Thick layers of gauze,

Its contents, my heart.

A clinical perspective for friends,

Enough so the blood does not drip.

Only at the solitary presence of his tiny
grave,

Do I sit and unwind all the layers

And view the deep gash.

It will never heal…I will only wrap it
differently with time.

Wednesday: 2:12 a.m.

Late that night, I held in one hand the tiny
fingers of my baby brother. There were ten of them, albeit some
detached from their adjacent bones, but they were all there. I held
Elmer’s tiny skull in my other hand, looking into the hollow orbits
of his eyes, wondering what color those eyes used to be, wondering
what expression they might convey if they could ever set themselves
on me.

I sat there listening to Ully’s
pseudo-confession repeating itself in telepathic silence somewhere
inside of me, listening to the absence of his remorse ringing in my
ear, watching his old, frail body pointing a likewise frail finger
toward the black oak tree, images and sounds that seemed etched
into my soul as if they were but a latent painting awaiting an
artist’s canvas, or a song yet to find its way from the inkwell to
its paper.

Amelia sat in a recliner for several hours
watching me watching the bones, assembling them, disassembling
them, crying over them. The jubilation that had overtaken me upon
finding my brother had been replaced with a melancholy anguish the
likes I could have never expected.

I could not believe that I had actually
found him. But there he was.
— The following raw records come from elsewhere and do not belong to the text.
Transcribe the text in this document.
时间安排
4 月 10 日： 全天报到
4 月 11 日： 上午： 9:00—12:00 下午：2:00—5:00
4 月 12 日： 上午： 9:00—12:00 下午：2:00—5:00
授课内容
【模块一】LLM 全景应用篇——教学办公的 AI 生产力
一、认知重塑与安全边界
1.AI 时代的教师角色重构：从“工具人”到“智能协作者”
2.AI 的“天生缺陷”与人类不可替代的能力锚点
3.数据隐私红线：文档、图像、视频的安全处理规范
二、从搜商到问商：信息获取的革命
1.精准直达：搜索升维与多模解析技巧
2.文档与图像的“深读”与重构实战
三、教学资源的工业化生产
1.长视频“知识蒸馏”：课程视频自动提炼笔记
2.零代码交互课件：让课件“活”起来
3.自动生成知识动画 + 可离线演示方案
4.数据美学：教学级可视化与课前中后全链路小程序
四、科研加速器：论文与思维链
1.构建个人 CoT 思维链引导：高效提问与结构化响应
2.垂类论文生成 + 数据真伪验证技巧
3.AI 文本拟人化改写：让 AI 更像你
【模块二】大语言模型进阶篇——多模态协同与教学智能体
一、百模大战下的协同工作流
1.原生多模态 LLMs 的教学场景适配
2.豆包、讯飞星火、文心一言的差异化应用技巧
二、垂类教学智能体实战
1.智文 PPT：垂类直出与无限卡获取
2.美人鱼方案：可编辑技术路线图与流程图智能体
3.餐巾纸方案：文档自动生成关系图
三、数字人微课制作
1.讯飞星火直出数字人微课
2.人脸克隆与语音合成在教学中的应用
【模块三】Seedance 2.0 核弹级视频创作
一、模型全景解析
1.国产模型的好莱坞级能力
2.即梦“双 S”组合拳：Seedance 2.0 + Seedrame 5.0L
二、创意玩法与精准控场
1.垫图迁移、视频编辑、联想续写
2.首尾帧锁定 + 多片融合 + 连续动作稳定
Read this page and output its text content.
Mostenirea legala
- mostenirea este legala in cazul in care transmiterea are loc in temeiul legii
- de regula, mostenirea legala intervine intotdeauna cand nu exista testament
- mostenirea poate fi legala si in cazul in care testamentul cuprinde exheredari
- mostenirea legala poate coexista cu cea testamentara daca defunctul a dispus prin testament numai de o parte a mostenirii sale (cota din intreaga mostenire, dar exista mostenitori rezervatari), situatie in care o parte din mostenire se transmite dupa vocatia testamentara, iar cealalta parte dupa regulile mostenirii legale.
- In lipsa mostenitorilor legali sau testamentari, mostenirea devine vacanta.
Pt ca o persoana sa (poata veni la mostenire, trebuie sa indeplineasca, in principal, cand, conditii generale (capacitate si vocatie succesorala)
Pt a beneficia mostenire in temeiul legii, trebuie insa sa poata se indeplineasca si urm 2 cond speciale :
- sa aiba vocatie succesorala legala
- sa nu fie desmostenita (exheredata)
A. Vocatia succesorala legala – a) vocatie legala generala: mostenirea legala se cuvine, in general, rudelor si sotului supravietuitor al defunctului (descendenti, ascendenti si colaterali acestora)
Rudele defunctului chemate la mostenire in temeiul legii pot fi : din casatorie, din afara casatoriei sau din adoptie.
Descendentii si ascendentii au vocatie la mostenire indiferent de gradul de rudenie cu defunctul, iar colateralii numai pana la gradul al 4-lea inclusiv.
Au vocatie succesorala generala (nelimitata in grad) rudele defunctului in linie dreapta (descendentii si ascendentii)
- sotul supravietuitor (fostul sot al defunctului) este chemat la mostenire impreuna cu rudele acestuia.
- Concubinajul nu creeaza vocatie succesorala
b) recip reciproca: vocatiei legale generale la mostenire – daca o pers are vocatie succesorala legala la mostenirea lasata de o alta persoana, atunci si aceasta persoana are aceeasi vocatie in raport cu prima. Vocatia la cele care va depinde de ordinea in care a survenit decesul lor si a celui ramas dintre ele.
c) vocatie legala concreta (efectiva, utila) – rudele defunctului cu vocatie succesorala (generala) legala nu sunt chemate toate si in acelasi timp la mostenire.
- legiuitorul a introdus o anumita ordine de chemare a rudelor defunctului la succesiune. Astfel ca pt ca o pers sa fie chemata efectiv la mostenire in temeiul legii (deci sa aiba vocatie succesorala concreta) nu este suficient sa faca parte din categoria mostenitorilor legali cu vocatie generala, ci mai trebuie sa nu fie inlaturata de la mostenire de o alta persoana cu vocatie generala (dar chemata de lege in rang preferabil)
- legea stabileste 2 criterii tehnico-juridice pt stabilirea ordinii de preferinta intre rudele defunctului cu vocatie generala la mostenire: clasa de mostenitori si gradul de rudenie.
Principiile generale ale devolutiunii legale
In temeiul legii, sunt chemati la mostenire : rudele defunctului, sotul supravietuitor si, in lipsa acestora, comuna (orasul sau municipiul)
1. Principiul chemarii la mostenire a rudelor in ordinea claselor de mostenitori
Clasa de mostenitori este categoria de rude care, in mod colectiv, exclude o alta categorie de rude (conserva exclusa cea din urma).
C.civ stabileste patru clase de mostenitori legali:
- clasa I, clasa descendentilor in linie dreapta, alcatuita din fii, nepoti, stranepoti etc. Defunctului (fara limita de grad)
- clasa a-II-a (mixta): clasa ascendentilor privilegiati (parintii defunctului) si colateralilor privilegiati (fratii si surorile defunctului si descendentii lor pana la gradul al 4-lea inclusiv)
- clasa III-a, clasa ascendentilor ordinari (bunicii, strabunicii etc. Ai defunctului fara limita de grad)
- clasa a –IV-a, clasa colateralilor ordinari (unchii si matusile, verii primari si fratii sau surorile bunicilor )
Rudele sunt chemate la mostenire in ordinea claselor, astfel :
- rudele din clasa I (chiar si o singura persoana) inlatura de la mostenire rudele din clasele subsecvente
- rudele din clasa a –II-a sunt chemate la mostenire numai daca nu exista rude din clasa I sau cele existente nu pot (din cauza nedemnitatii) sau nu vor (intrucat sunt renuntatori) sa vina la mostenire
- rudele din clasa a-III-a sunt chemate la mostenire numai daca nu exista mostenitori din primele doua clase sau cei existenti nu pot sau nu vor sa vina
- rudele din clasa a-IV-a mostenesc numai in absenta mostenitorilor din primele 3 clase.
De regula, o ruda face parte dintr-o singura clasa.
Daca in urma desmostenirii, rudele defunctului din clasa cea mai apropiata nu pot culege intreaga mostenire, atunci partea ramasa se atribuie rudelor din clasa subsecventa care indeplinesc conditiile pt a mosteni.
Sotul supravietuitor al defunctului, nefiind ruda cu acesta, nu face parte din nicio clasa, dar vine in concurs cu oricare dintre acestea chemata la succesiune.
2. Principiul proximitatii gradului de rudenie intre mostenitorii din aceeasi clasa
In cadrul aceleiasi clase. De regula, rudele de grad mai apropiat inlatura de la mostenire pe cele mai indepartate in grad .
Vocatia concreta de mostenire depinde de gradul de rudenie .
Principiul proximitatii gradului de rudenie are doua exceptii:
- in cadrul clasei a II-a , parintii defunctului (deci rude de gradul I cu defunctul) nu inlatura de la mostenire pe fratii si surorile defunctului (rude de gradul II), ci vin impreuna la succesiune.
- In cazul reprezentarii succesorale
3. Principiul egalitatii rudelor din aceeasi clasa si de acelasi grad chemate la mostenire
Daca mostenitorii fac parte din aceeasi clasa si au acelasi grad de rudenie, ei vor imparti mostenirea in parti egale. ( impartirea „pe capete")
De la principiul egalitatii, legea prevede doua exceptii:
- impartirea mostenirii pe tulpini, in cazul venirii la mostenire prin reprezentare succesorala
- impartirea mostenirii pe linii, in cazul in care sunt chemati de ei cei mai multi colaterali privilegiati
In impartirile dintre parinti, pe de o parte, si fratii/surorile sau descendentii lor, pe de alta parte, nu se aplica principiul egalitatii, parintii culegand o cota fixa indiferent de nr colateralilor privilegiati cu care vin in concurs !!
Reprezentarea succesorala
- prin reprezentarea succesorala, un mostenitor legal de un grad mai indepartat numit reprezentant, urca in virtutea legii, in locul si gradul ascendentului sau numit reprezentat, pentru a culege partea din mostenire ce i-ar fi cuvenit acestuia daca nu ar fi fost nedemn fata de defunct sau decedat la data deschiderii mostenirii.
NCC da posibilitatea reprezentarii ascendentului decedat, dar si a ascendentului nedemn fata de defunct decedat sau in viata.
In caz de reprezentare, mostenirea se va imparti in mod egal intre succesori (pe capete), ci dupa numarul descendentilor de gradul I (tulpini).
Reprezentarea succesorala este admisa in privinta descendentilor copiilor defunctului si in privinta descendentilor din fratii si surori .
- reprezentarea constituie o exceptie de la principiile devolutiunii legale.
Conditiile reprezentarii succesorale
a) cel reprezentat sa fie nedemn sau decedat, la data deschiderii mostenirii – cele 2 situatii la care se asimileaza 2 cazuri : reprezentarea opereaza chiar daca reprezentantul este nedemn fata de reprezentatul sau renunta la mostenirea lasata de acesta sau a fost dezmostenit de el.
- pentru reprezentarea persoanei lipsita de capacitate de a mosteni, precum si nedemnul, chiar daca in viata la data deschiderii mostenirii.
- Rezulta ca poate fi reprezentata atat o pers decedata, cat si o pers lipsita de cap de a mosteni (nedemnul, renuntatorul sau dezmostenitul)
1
Here he was! And here, too, was the
grief of a loss I had never allowed myself to grieve, the loss of a
brother laid out before me in miniature, magnificent bony
detail.

I was enraged. I was in despair. And I was
afraid. For what was happening to me, for what had happened to
Elmer, and for what was about to happen to all of us. I was afraid
for what I was bent on doing because of it all.

I felt sick. I felt insane. I felt that
smothering sensation born of a never-ending hug, one you can’t
wriggle out of, and the familiar, all too similar pain of
constriction deep inside my chest, the sort of pain that can take
thousands of heartbeats from a man.

But Amelia moved over to me, held me, and
suffered it with me, and in her embrace I could feel those
components of grief in their entirety, and at once feel my heart
still itself. Amelia must have sensed all of that energy: the
anguish, the simultaneous relief, the rage, and a peaceful, newborn
sympathy emanating from me. Together, we remembered.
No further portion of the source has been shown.